Tuesday, February 17, 2015

My Transformation: Gaining Self Confidence


As a young girl I struggled with self confidence and that lead to so many issues I carried for years in my life. At a year old our family dog attacked me leaving me several visible scars on my face and head as a child. Over the years as I grew older while some of those scars healed others became deeper than what those scars really looked. It didn't help to move to American hundreds of miles away from the neighborhood I felt most comfortable to a foreign home I didn't know the language and culture. Going into grade school I gained a Bully whose job seem to make my year at 1st grade a reminder that I wasn't pretty and that I looked different. That was the start of a negative views of myself.

As I got older going into my Teens those negative feelings of been "different" and "not pretty" lead me to strongly believe it. I silently held these feelings inside me throughout my teens to carry them thru my 20s. While at home I obsess if my make-up covered my scars and that I looked like I had it all.

After going thru the lost of my first pregnancy at 25, something hit me. What kind of life I want to live from here on out? At that point I had gained weight from too much partying and not taking the best care of my health. I began to seek help from a Buddhism temple thanks to my best friend. Till this day I praise for changing my outlook and life. By then I became more open to seeking self development. I began to accept the bad decisions and bad things that happened to stop putting blame on God and others to finally take responsibility.


Fast forward to my early 30s I finally began to understand this journey I was on. Looked into seriously achieving my goal to Run a Marathon, eat better and get stronger. You know what happened along the way? I gained confidence in myself began to extend myself to befriend people that in the past I probably wouldn't. In the process of forming strong friendships I also managed to have the best relationship with myself. No longer was I afraid to speak up about my needs in my relationship, speak up at work and stand up for myself. Found that things that made me afraid were only terrifying looking because that's how I viewed them. Soon I took more risks in my career, stop limiting myself instead taking opportunities as they came even if it meant it was bad timing. 

Seriously turning 30 made me feel my best physically, mentality and emotionally in great part to self development, Faith and staying healthy. I used to think that once I fit that size or looked prettier that things would turn around for me. I was wrong. Turned out I needed to love myself to feel all of that! 

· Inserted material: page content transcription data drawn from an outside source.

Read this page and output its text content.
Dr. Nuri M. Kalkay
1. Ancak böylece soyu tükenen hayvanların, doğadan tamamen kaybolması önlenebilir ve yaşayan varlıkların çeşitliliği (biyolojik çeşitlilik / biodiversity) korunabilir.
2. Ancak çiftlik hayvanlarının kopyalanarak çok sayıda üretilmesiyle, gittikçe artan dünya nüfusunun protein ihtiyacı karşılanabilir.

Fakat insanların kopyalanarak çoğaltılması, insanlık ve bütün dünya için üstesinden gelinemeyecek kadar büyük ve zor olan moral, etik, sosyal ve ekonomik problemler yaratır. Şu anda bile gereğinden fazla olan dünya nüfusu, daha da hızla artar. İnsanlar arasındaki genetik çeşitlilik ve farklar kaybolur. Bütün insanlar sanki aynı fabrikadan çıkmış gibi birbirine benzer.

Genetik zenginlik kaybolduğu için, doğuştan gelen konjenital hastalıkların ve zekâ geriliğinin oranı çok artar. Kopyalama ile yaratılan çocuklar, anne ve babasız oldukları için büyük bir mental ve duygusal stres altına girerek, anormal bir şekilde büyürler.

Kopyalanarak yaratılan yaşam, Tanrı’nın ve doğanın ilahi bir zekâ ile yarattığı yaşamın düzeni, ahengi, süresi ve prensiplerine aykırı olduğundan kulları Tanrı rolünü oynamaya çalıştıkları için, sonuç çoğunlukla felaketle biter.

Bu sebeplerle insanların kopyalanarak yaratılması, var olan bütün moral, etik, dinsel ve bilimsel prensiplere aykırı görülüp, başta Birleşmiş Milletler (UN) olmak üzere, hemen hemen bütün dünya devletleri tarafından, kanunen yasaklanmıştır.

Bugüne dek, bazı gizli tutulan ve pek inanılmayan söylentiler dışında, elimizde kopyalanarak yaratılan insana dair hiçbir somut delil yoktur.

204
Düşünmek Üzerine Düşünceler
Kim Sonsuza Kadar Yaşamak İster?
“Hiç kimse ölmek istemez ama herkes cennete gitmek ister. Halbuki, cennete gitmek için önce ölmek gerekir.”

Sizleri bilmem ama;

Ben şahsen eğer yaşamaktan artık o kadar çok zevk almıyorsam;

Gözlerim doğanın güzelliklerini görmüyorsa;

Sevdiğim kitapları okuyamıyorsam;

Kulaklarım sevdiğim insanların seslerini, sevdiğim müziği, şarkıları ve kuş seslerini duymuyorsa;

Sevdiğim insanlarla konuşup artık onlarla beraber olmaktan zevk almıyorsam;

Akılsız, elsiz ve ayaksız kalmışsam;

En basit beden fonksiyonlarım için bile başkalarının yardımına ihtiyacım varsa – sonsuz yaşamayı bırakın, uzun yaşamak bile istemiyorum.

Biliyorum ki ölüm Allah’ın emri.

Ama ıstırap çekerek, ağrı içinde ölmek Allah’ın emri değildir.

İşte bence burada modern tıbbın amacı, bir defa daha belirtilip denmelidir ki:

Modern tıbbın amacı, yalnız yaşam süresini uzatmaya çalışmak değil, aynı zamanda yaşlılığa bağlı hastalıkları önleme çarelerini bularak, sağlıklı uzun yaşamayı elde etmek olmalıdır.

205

No longer will I allow someones views or my owns about me determine the kind of person I am or will be. My beauty doesn't determine my worth, it is what's in my heart and soul. God loves me as I am and thus don't need to look like anyone else except myself. My abilities to grow can go as big as I want it to be. Really, there is no limit to what any of us can do. Stop telling yourself that you don't deserve something better or worse telling yourself you aren't good enough. Seek help from others or whatever Faith you believe. Just know you aren't alone in this world. 

Far left photo me at 24, second to the left at 26, 33 before pregnant and photo at far right me at 33 my current self with belly!